Tips for the best carajillo

  • Use fresh espresso, not lukewarm coffee. With only two ingredients, the coffee has nowhere to hide. A bright, fresh shot keeps the drink lively.
  • Balance sweet against bitter. Licor 43 and coffee liqueurs are sweet, so a properly bitter, full-bodied espresso is the counterweight. If your drink tastes flat, pull a stronger shot rather than adding more liqueur.
  • Mind the temperature contrast. Hot espresso meeting cold ice is part of the appeal, so serve immediately before the ice waters it down.
  • Garnish for aroma. A few coffee beans on the foam add scent with every sip; a cinnamon stick suits the hot Spanish version.
  • Keep it moderate. One well-made carajillo is a treat. Caffeine plus alcohol can mask how the alcohol is affecting you, so go slowly and hydrate.

The bottom line

A carajillo proves how little it takes to turn an espresso into something memorable: one good shot, one well-chosen spirit, a little ice. Start with the Mexican Licor 43 build, then try the warm Spanish brandy or rum version, or keep it alcohol-free with vanilla syrup. Whichever you pour, fresh coffee is the secret. From here, explore the wider world of after-dinner coffee drinks and find the one that fits your evening.
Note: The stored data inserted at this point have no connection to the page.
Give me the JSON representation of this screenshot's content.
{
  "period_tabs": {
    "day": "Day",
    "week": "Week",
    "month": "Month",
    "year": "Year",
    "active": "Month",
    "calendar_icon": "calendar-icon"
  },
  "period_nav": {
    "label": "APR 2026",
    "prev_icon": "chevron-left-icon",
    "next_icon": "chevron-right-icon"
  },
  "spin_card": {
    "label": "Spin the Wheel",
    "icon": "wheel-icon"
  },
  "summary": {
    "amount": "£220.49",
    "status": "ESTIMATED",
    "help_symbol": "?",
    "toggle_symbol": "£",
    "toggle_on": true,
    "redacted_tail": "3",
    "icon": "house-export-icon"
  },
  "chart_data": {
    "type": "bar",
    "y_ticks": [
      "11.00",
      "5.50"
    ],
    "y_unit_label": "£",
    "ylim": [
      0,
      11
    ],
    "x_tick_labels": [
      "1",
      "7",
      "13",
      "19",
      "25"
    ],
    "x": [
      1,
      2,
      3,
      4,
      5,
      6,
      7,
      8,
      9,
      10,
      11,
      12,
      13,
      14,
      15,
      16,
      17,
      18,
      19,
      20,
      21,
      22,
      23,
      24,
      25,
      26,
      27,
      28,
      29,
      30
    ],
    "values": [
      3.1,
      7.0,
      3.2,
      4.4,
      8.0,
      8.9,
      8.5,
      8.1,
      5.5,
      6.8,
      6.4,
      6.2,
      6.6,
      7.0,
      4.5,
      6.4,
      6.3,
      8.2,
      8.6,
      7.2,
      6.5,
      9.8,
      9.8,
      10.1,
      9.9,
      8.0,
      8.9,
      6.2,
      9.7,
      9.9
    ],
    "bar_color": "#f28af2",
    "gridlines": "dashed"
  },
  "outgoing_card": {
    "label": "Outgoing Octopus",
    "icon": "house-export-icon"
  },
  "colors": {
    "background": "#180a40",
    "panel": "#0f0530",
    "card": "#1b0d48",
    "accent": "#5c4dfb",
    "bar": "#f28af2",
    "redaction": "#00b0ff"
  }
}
Frequently asked questions

What is in a carajillo?
A carajillo is a coffee cocktail: a shot of hot espresso or strong coffee combined with a spirit. The famous Mexican version uses about 1.5 oz of Licor 43, a sweet vanilla-citrus liqueur, while the classic Spanish version uses brandy, rum or anisette. It is usually served over ice or warm, often garnished with coffee beans.
Is a carajillo served hot or cold?
Both ways are authentic. The modern Mexican carajillo is typically poured or shaken over ice for a cold, lightly frothy drink. The older Spanish style is often served hot, with the spirit stirred into the coffee and a little sugar. Choose by mood: cold and refreshing, or warm and comforting.
What can I use instead of Licor 43?
Any coffee liqueur or a sweet liqueur with vanilla notes works. In Mexico people also use coffee liqueurs like Kahlua or Tia Maria. In Spain the drink is built on brandy, rum or anisette. Keep the liqueur-to-espresso balance around 1.5 to 1 so the sweetness offsets the coffee's bitterness.
Is there a non-alcoholic carajillo?
Yes. Fill a short glass with ice, add about 0.5 oz of vanilla syrup to mimic the Licor 43 vanilla note, then pour a fresh hot espresso shot over the top. Stir or shake with ice for a frothy finish and add a strip of orange peel for the citrus edge. It works well with decaf espresso, too.